Did I mention I was pregnant on bed rest with a slipped disc in my back for the first seven months of this? And that the only feedback I got from any of my friends/ family was how wonderful and charming he was, and how I really should treat him better? How even after I freed myself many of them refused to listen to what was really happening?

Parenting was the joy that got me through, protecting her from the dysfunction the rock that gave me strength, providing her with a loving consistent environment the goal that got me out.

And yes, parenting is unbelievably hard. The unrelenting nature of it is truly indescribable. It is more work than I ever imagined, and there’s no Federal Law guaranteeing me the occasional 15 minute break.

But the most difficult thing was also completely without reward. There are daily moments of joy and love that give me the strength I need to care for Celtling. Living with her Dad was only draining and depressing.

Timescale matters. Short term, I batted a housefly out of the air with a pencil. Long term, I stopped drinking and stayed sober 23 years.

Painful? Holding pets during euthanasia. A divorce - that lasts longer. Over 40 kidney stones.

Challenging? Wrote an argument for the Japanese patent office that succeeded when the lawyers told me success was very unlikely. Solved just one goddam homework problem, which was to treat the Earth as an oblate spheroid of uniform density, and then treat it as a sphere of uniform density with the same mass, but having an infinitely thin shell with positive and negative mass depending on latitude, totaling zero mass, to match the latitudinal distribution of the oblate spheroid; and then to calculate the difference in gravitational field between these twomodels, as measured on the moon. Jesus.

But there are so many different flavors of “difficult”!

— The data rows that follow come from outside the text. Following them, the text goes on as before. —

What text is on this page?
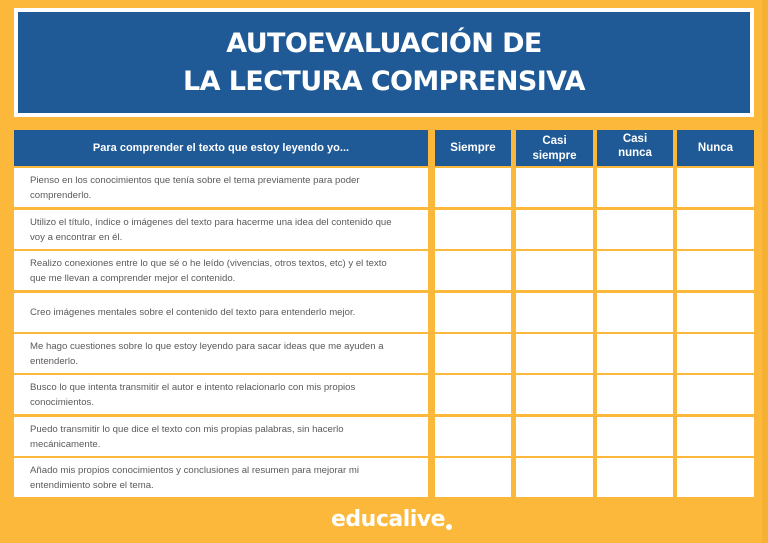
AUTOEVALUACIÓN DE
LA LECTURA COMPRENSIVA
Para comprender el texto que estoy leyendo yo...	Siempre
Casi
siempre
Casi
nunca	Nunca
Pienso en los conocimientos que tenía sobre el tema previamente para poder comprenderlo.
Utilizo el título, índice o imágenes del texto para hacerme una idea del contenido que voy a encontrar en él.
Realizo conexiones entre lo que sé o he leído (vivencias, otros textos, etc) y el texto que me llevan a comprender mejor el contenido.
Creo imágenes mentales sobre el contenido del texto para entenderlo mejor.
Me hago cuestiones sobre lo que estoy leyendo para sacar ideas que me ayuden a entenderlo.
Busco lo que intenta transmitir el autor e intento relacionarlo con mis propios conocimientos.
Puedo transmitir lo que dice el texto con mis propias palabras, sin hacerlo mecánicamente.
Añado mis propios conocimientos y conclusiones al resumen para mejorar mi entendimiento sobre el tema.
educalive
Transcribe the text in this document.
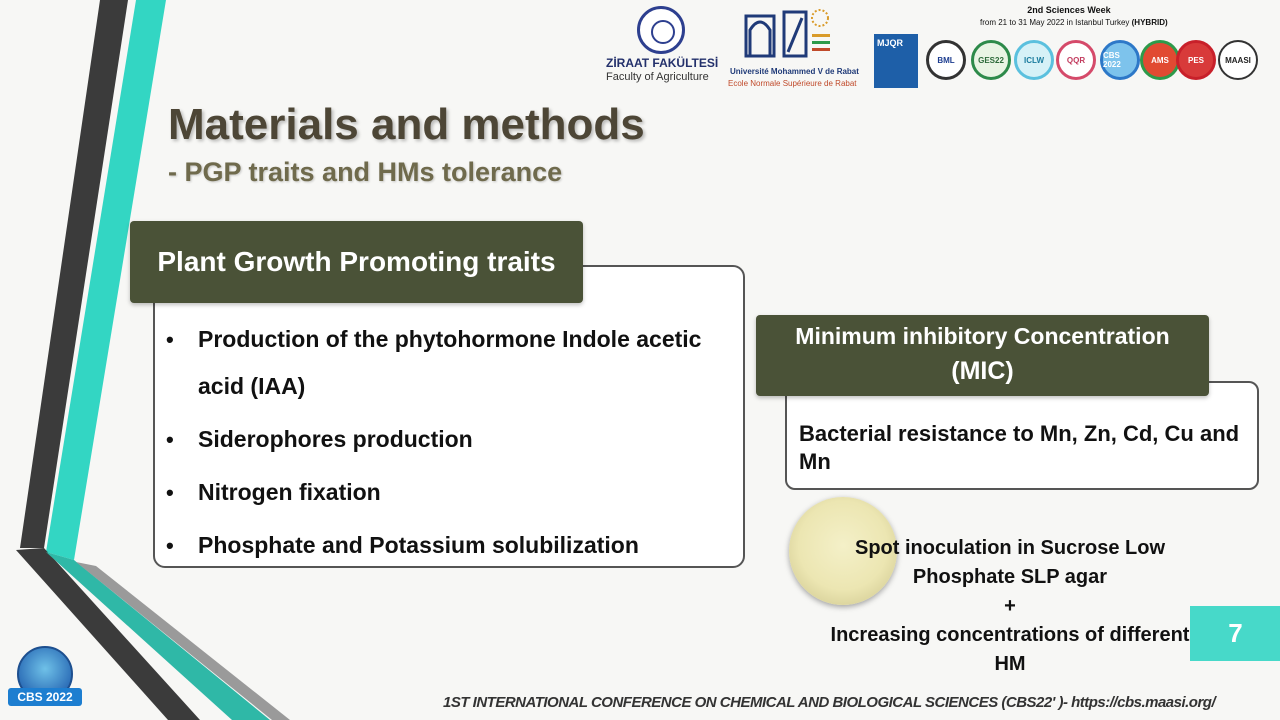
ZİRAAT FAKÜLTESİ
Faculty of Agriculture	Université Mohammed V de Rabat
Ecole Normale Supérieure de Rabat
2nd Sciences Week
from 21 to 31 May 2022 in Istanbul Turkey (HYBRID)
MJQR
BML	GES22	ICLW	QQR	CBS 2022	AMS	PES	MAASI
Materials and methods
- PGP traits and HMs tolerance
Plant Growth Promoting traits
• Production of the phytohormone Indole acetic acid (IAA)
• Siderophores production
• Nitrogen fixation
• Phosphate and Potassium solubilization
Minimum inhibitory Concentration
(MIC)
Bacterial resistance to Mn, Zn, Cd, Cu and Mn
Spot inoculation in Sucrose Low Phosphate SLP agar
+
Increasing concentrations of different HM
7
CBS 2022	1ST INTERNATIONAL CONFERENCE ON CHEMICAL AND BIOLOGICAL SCIENCES (CBS22' )- https://cbs.maasi.org/
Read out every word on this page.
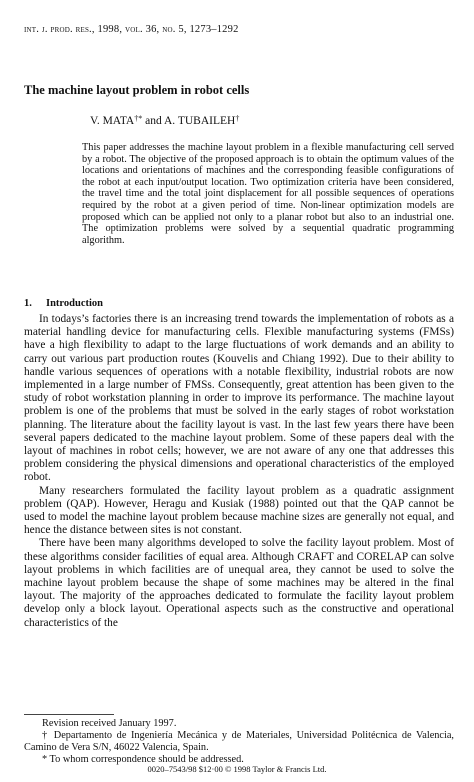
int. j. prod. res., 1998, vol. 36, no. 5, 1273–1292
The machine layout problem in robot cells
V. MATA†* and A. TUBAILEH†
This paper addresses the machine layout problem in a flexible manufacturing cell served by a robot. The objective of the proposed approach is to obtain the optimum values of the locations and orientations of machines and the corresponding feasible configurations of the robot at each input/output location. Two optimization criteria have been considered, the travel time and the total joint displacement for all possible sequences of operations required by the robot at a given period of time. Non-linear optimization models are proposed which can be applied not only to a planar robot but also to an industrial one. The optimization problems were solved by a sequential quadratic programming algorithm.
1. Introduction

In todays’s factories there is an increasing trend towards the implementation of robots as a material handling device for manufacturing cells. Flexible manufacturing systems (FMSs) have a high flexibility to adapt to the large fluctuations of work demands and an ability to carry out various part production routes (Kouvelis and Chiang 1992). Due to their ability to handle various sequences of operations with a notable flexibility, industrial robots are now implemented in a large number of FMSs. Consequently, great attention has been given to the study of robot workstation planning in order to improve its performance. The machine layout problem is one of the problems that must be solved in the early stages of robot workstation planning. The literature about the facility layout is vast. In the last few years there have been several papers dedicated to the machine layout problem. Some of these papers deal with the layout of machines in robot cells; however, we are not aware of any one that addresses this problem considering the physical dimensions and operational characteristics of the employed robot.

Many researchers formulated the facility layout problem as a quadratic assignment problem (QAP). However, Heragu and Kusiak (1988) pointed out that the QAP cannot be used to model the machine layout problem because machine sizes are generally not equal, and hence the distance between sites is not constant.

There have been many algorithms developed to solve the facility layout problem. Most of these algorithms consider facilities of equal area. Although CRAFT and CORELAP can solve layout problems in which facilities are of unequal area, they cannot be used to solve the machine layout problem because the shape of some machines may be altered in the final layout. The majority of the approaches dedicated to formulate the facility layout problem develop only a block layout. Operational aspects such as the constructive and operational characteristics of the

Revision received January 1997.

† Departamento de Ingeniería Mecánica y de Materiales, Universidad Politécnica de Valencia, Camino de Vera S/N, 46022 Valencia, Spain.

* To whom correspondence should be addressed.

0020–7543/98 $12·00 © 1998 Taylor & Francis Ltd.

For me, the death of my youngest son Daniel when he was only 23 years old. Next month it will be two years. Another one was the loss of a baby via an ectopic pregnancy as I lost a tremendous amount of blood and almost died. The deaths of my both my father and my maternal grandmother were tough too. I was a divorced mom of three and in college at the same time, that was rough. The worst of all though was the death of Daniel.